GPU Based Hierarchical Motion Estimation for High Efficiency Video Coding
Research output: Journal Publications and Reviews (RGC: 21, 22, 62) › 21_Publication in refereed journal › peer-review
Author(s)
Related Research Unit(s)
Detail(s)
Original language | English |
---|---|
Pages (from-to) | 851-862 |
Journal / Publication | IEEE Transactions on Multimedia |
Volume | 21 |
Issue number | 4 |
Online published | 27 Aug 2018 |
Publication status | Published - Apr 2019 |
Link(s)
Abstract
Motion estimation (ME) plays a crucial role in removing the temporal redundancy for video compression. However, during the encoding process a substantial computational burden is imposed by ME due to the exhaustive evaluations of possible candidates within the searching window. In view of the increasing computing capacity of GPU, we propose a GPU based low delay parallel ME scheme for High Efficiency Video Coding (HEVC). In particular, considering the quadtree coding structure of HEVC, we achieve the parallelization in a hierarchical way by optimizing the ME process in coding tree unit (CTU), prediction unit (PU) and motion vector (MV) layers. Specifically, in CTU layer, a novel motion vector predictor (MVP) determination scheme is proposed to alleviate the side effects of inaccurate MV prediction due to the removal of the CTU level dependency. In PU layer, a novel indexing table is particularly designed to realize an efficient cost derivation strategy. As such, the cost of each PU can be computed in a convenient and efficient manner.
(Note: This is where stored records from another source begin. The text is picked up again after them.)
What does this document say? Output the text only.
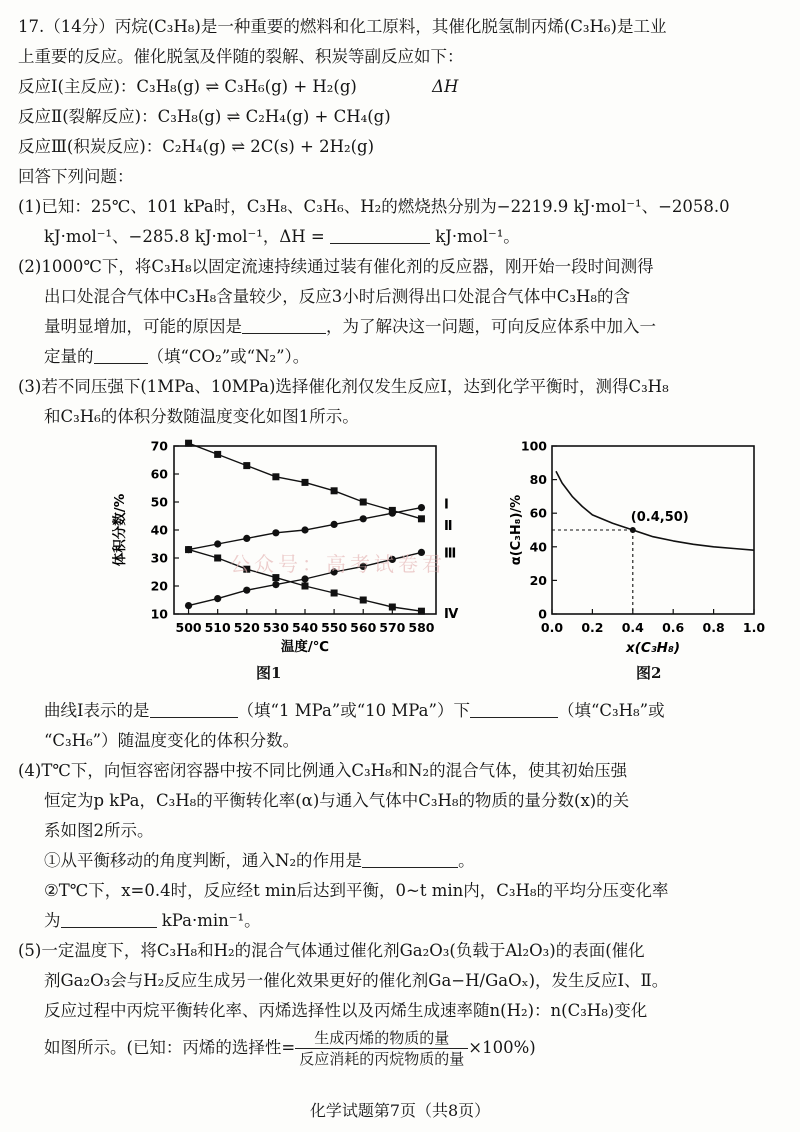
17.（14分）丙烷(C₃H₈)是一种重要的燃料和化工原料，其催化脱氢制丙烯(C₃H₆)是工业

上重要的反应。催化脱氢及伴随的裂解、积炭等副反应如下：

反应Ⅰ(主反应)：C₃H₈(g) ⇌ C₃H₆(g) + H₂(g)	ΔH

反应Ⅱ(裂解反应)：C₃H₈(g) ⇌ C₂H₄(g) + CH₄(g)

反应Ⅲ(积炭反应)：C₂H₄(g) ⇌ 2C(s) + 2H₂(g)

回答下列问题：

(1)已知：25℃、101 kPa时，C₃H₈、C₃H₆、H₂的燃烧热分别为−2219.9 kJ·mol⁻¹、−2058.0

kJ·mol⁻¹、−285.8 kJ·mol⁻¹，ΔH =	kJ·mol⁻¹。

(2)1000℃下，将C₃H₈以固定流速持续通过装有催化剂的反应器，刚开始一段时间测得

出口处混合气体中C₃H₈含量较少，反应3小时后测得出口处混合气体中C₃H₈的含

量明显增加，可能的原因是	，为了解决这一问题，可向反应体系中加入一

定量的	（填“CO₂”或“N₂”）。

(3)若不同压强下(1MPa、10MPa)选择催化剂仅发生反应Ⅰ，达到化学平衡时，测得C₃H₈

和C₃H₆的体积分数随温度变化如图1所示。

500 510 520 530 540 550 560 570 580
10
20
30
40
50
60
70
温度/℃
体积分数/%	Ⅰ
Ⅱ
Ⅲ
Ⅳ
0.0 0.2 0.4 0.6 0.8 1.0
0
20
40
60
80
100
x(C₃H₈)
α(C₃H₈)/%	(0.4,50)
图1	图2

曲线Ⅰ表示的是	（填“1 MPa”或“10 MPa”）下	（填“C₃H₈”或

“C₃H₆”）随温度变化的体积分数。

(4)T℃下，向恒容密闭容器中按不同比例通入C₃H₈和N₂的混合气体，使其初始压强

恒定为p kPa，C₃H₈的平衡转化率(α)与通入气体中C₃H₈的物质的量分数(x)的关

系如图2所示。

①从平衡移动的角度判断，通入N₂的作用是	。

②T℃下，x=0.4时，反应经t min后达到平衡，0~t min内，C₃H₈的平均分压变化率

为	kPa·min⁻¹。

(5)一定温度下，将C₃H₈和H₂的混合气体通过催化剂Ga₂O₃(负载于Al₂O₃)的表面(催化

剂Ga₂O₃会与H₂反应生成另一催化效果更好的催化剂Ga−H/GaOₓ)，发生反应Ⅰ、Ⅱ。

反应过程中丙烷平衡转化率、丙烯选择性以及丙烯生成速率随n(H₂)：n(C₃H₈)变化

如图所示。(已知：丙烯的选择性= $\frac{\text{生成丙烯的物质的量}}{\text{反应消耗的丙烷物质的量}} \times 100\%$)

公众号：高考试卷君
化学试题第7页（共8页）
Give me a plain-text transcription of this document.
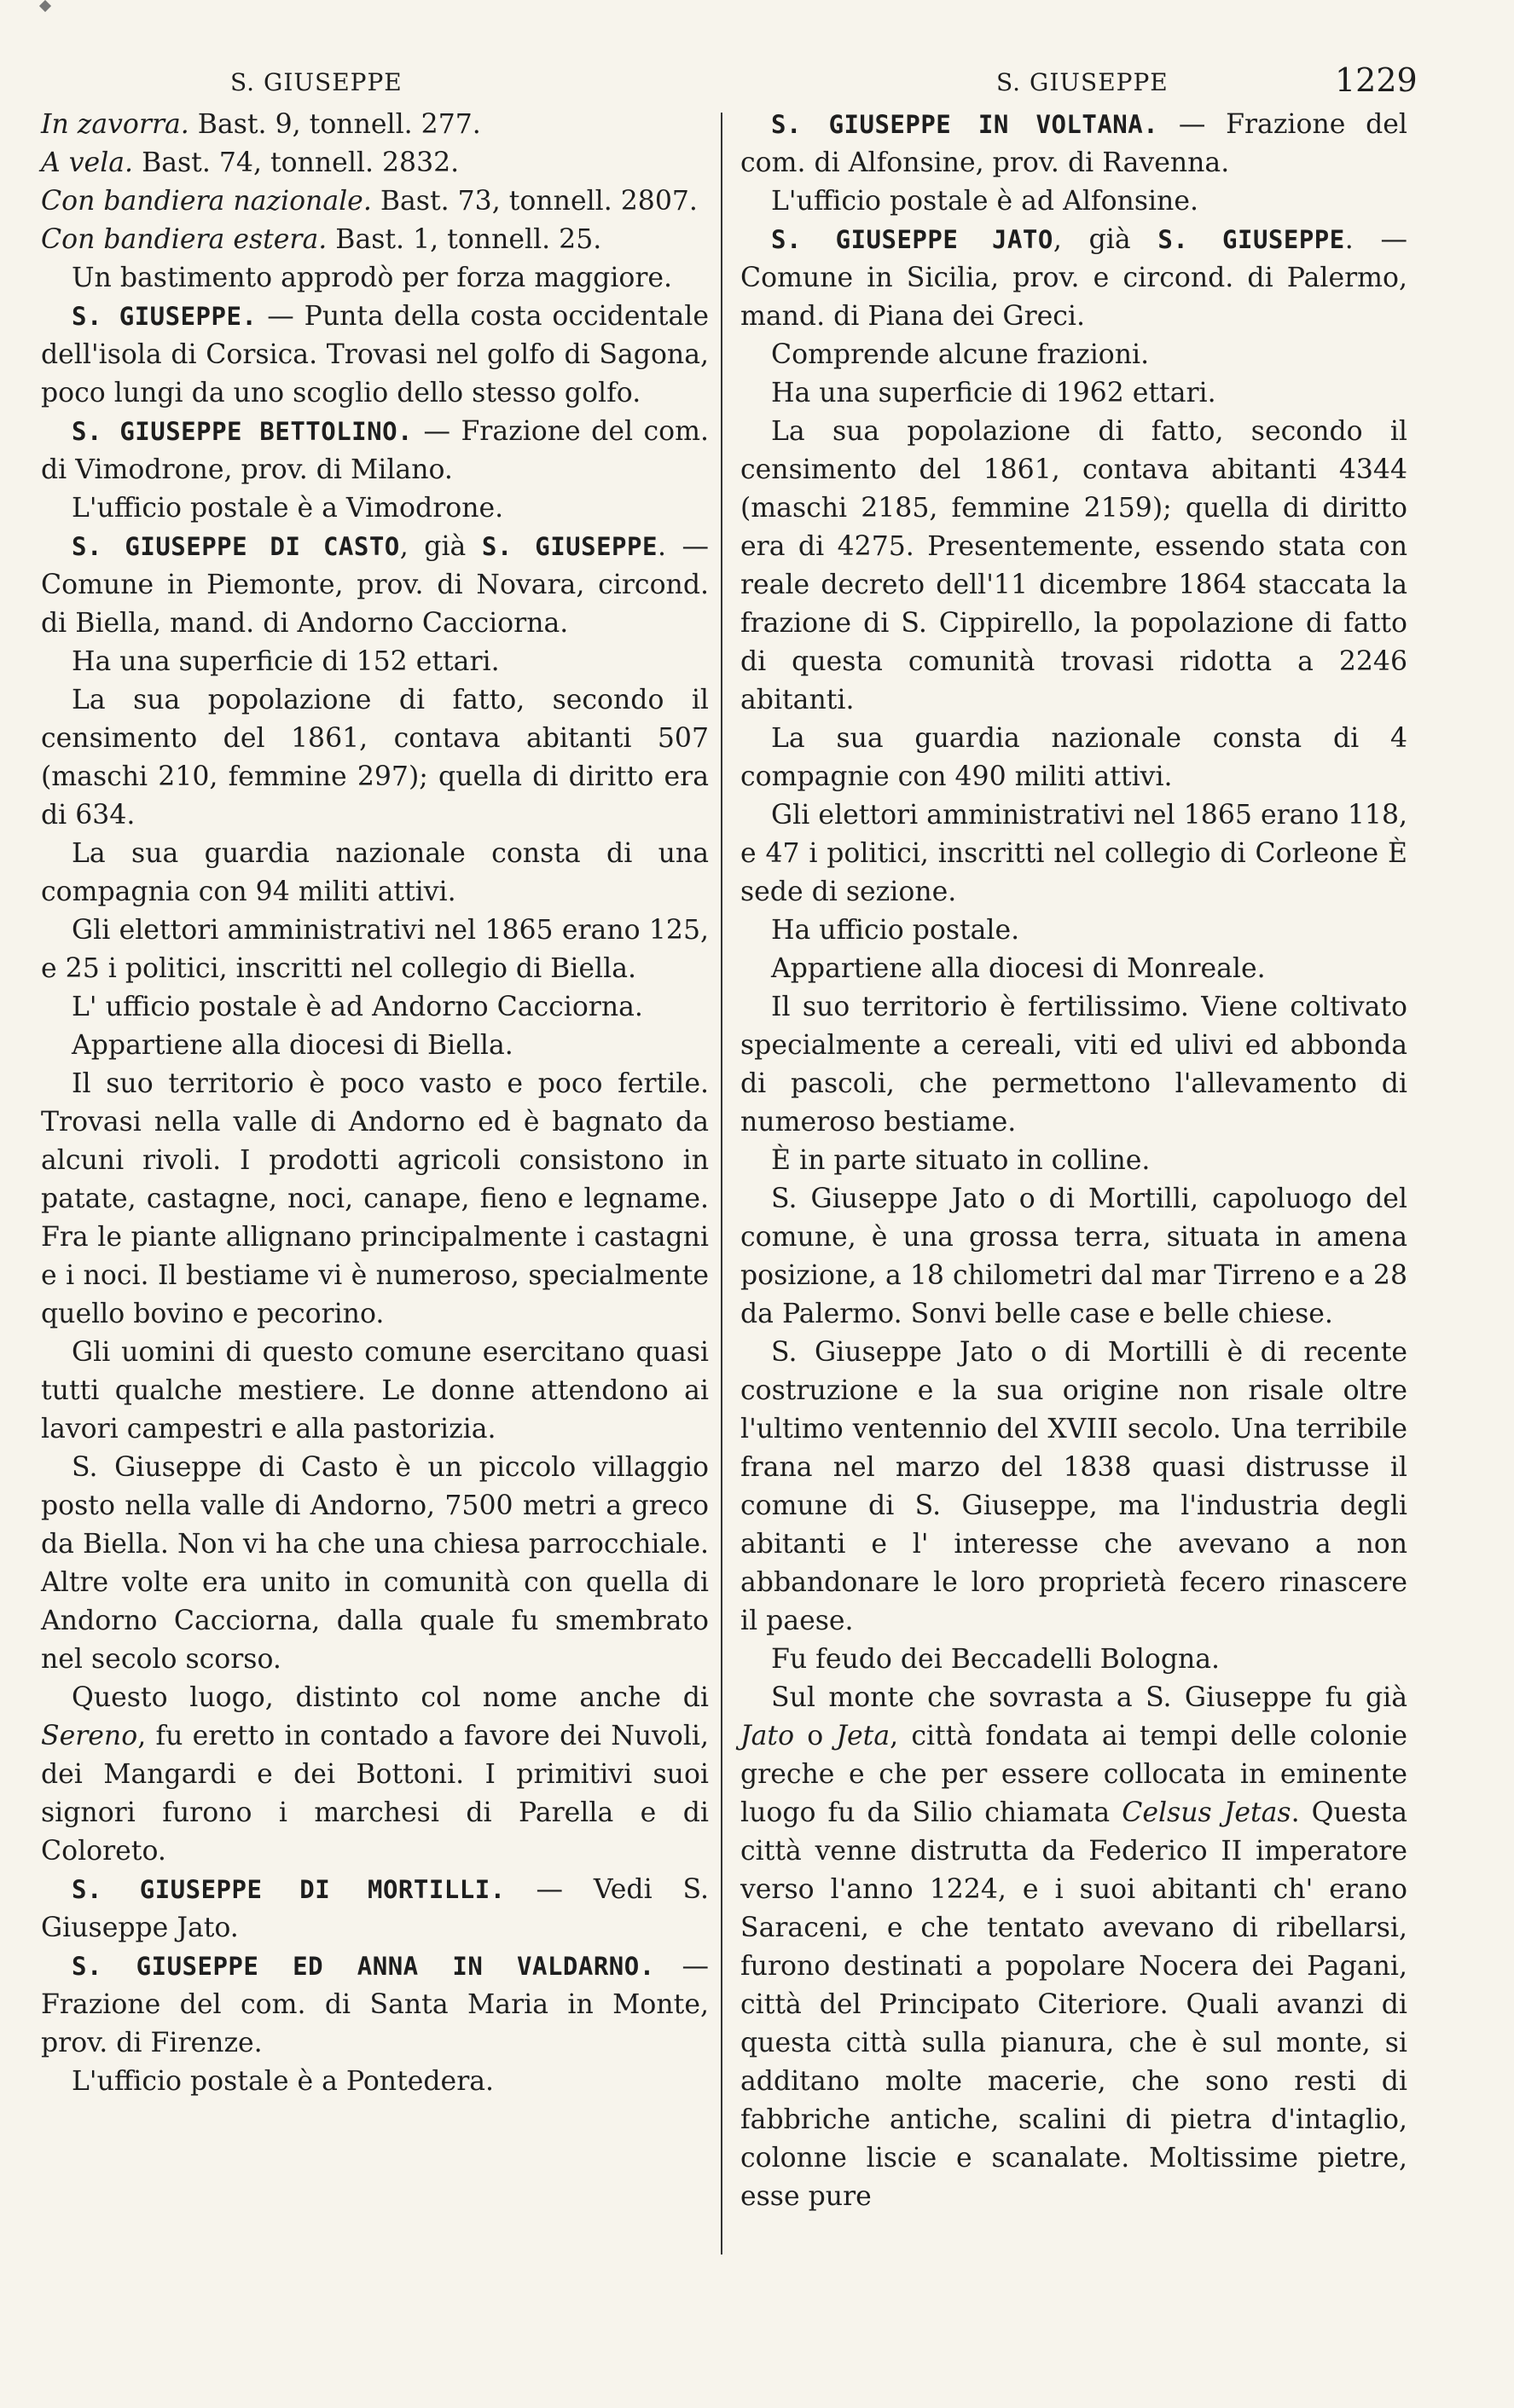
S. GIUSEPPE	S. GIUSEPPE	1229

In zavorra. Bast. 9, tonnell. 277.

A vela. Bast. 74, tonnell. 2832.

Con bandiera nazionale. Bast. 73, tonnell. 2807.

Con bandiera estera. Bast. 1, tonnell. 25.

Un bastimento approdò per forza maggiore.

S. GIUSEPPE. — Punta della costa occidentale dell'isola di Corsica. Trovasi nel golfo di Sagona, poco lungi da uno scoglio dello stesso golfo.

S. GIUSEPPE BETTOLINO. — Frazione del com. di Vimodrone, prov. di Milano.

L'ufficio postale è a Vimodrone.

S. GIUSEPPE DI CASTO, già S. GIUSEPPE. — Comune in Piemonte, prov. di Novara, circond. di Biella, mand. di Andorno Cacciorna.

Ha una superficie di 152 ettari.

La sua popolazione di fatto, secondo il censimento del 1861, contava abitanti 507 (maschi 210, femmine 297); quella di diritto era di 634.

La sua guardia nazionale consta di una compagnia con 94 militi attivi.

Gli elettori amministrativi nel 1865 erano 125, e 25 i politici, inscritti nel collegio di Biella.

L' ufficio postale è ad Andorno Cacciorna.

Appartiene alla diocesi di Biella.

Il suo territorio è poco vasto e poco fertile. Trovasi nella valle di Andorno ed è bagnato da alcuni rivoli. I prodotti agricoli consistono in patate, castagne, noci, canape, fieno e legname. Fra le piante allignano principalmente i castagni e i noci. Il bestiame vi è numeroso, specialmente quello bovino e pecorino.

Gli uomini di questo comune esercitano quasi tutti qualche mestiere. Le donne attendono ai lavori campestri e alla pastorizia.

S. Giuseppe di Casto è un piccolo villaggio posto nella valle di Andorno, 7500 metri a greco da Biella. Non vi ha che una chiesa parrocchiale. Altre volte era unito in comunità con quella di Andorno Cacciorna, dalla quale fu smembrato nel secolo scorso.

Questo luogo, distinto col nome anche di Sereno, fu eretto in contado a favore dei Nuvoli, dei Mangardi e dei Bottoni. I primitivi suoi signori furono i marchesi di Parella e di Coloreto.

S. GIUSEPPE DI MORTILLI. — Vedi S. Giuseppe Jato.

S. GIUSEPPE ED ANNA IN VALDARNO. — Frazione del com. di Santa Maria in Monte, prov. di Firenze.

L'ufficio postale è a Pontedera.

S. GIUSEPPE IN VOLTANA. — Frazione del com. di Alfonsine, prov. di Ravenna.

L'ufficio postale è ad Alfonsine.

S. GIUSEPPE JATO, già S. GIUSEPPE. — Comune in Sicilia, prov. e circond. di Palermo, mand. di Piana dei Greci.

Comprende alcune frazioni.

Ha una superficie di 1962 ettari.

La sua popolazione di fatto, secondo il censimento del 1861, contava abitanti 4344 (maschi 2185, femmine 2159); quella di diritto era di 4275. Presentemente, essendo stata con reale decreto dell'11 dicembre 1864 staccata la frazione di S. Cippirello, la popolazione di fatto di questa comunità trovasi ridotta a 2246 abitanti.

La sua guardia nazionale consta di 4 compagnie con 490 militi attivi.

Gli elettori amministrativi nel 1865 erano 118, e 47 i politici, inscritti nel collegio di Corleone È sede di sezione.

Ha ufficio postale.

Appartiene alla diocesi di Monreale.

Il suo territorio è fertilissimo. Viene coltivato specialmente a cereali, viti ed ulivi ed abbonda di pascoli, che permettono l'allevamento di numeroso bestiame.

È in parte situato in colline.

S. Giuseppe Jato o di Mortilli, capoluogo del comune, è una grossa terra, situata in amena posizione, a 18 chilometri dal mar Tirreno e a 28 da Palermo. Sonvi belle case e belle chiese.

S. Giuseppe Jato o di Mortilli è di recente costruzione e la sua origine non risale oltre l'ultimo ventennio del XVIII secolo. Una terribile frana nel marzo del 1838 quasi distrusse il comune di S. Giuseppe, ma l'industria degli abitanti e l' interesse che avevano a non abbandonare le loro proprietà fecero rinascere il paese.

Fu feudo dei Beccadelli Bologna.

Sul monte che sovrasta a S. Giuseppe fu già Jato o Jeta, città fondata ai tempi delle colonie greche e che per essere collocata in eminente luogo fu da Silio chiamata Celsus Jetas. Questa città venne distrutta da Federico II imperatore verso l'anno 1224, e i suoi abitanti ch' erano Saraceni, e che tentato avevano di ribellarsi, furono destinati a popolare Nocera dei Pagani, città del Principato Citeriore. Quali avanzi di questa città sulla pianura, che è sul monte, si additano molte macerie, che sono resti di fabbriche antiche, scalini di pietra d'intaglio, colonne liscie e scanalate. Moltissime pietre, esse pure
In MV layer, we propose a compact descriptor to represent MV and its corresponding cost as a whole, such that the redundant branches can be further avoided in the searching process. With such optimization strategy, the proposed scheme can completely save the encoding time for ME on CPU. Experimental results demonstrate that the proposed scheme can achieve 41% encoding time saving with the ME acceleration up to 12.7 times, and the incurred BD-BR loss is only 0.52% on average. Moreover, further experimental results show that the proposed GPU based ME can achieve up to 200 times acceleration compared to the full search ME on CPU.
Research Area(s)
- Central Processing Unit, Computational complexity, Encoding, GPU, Graphics processing units, High Efficiency Video Coding, Motion estimation, motion estimation, Video coding
Citation Format(s)
GPU Based Hierarchical Motion Estimation for High Efficiency Video Coding. / Luo, Falei; Wang, Shanshe; Wang, Shiqi et al.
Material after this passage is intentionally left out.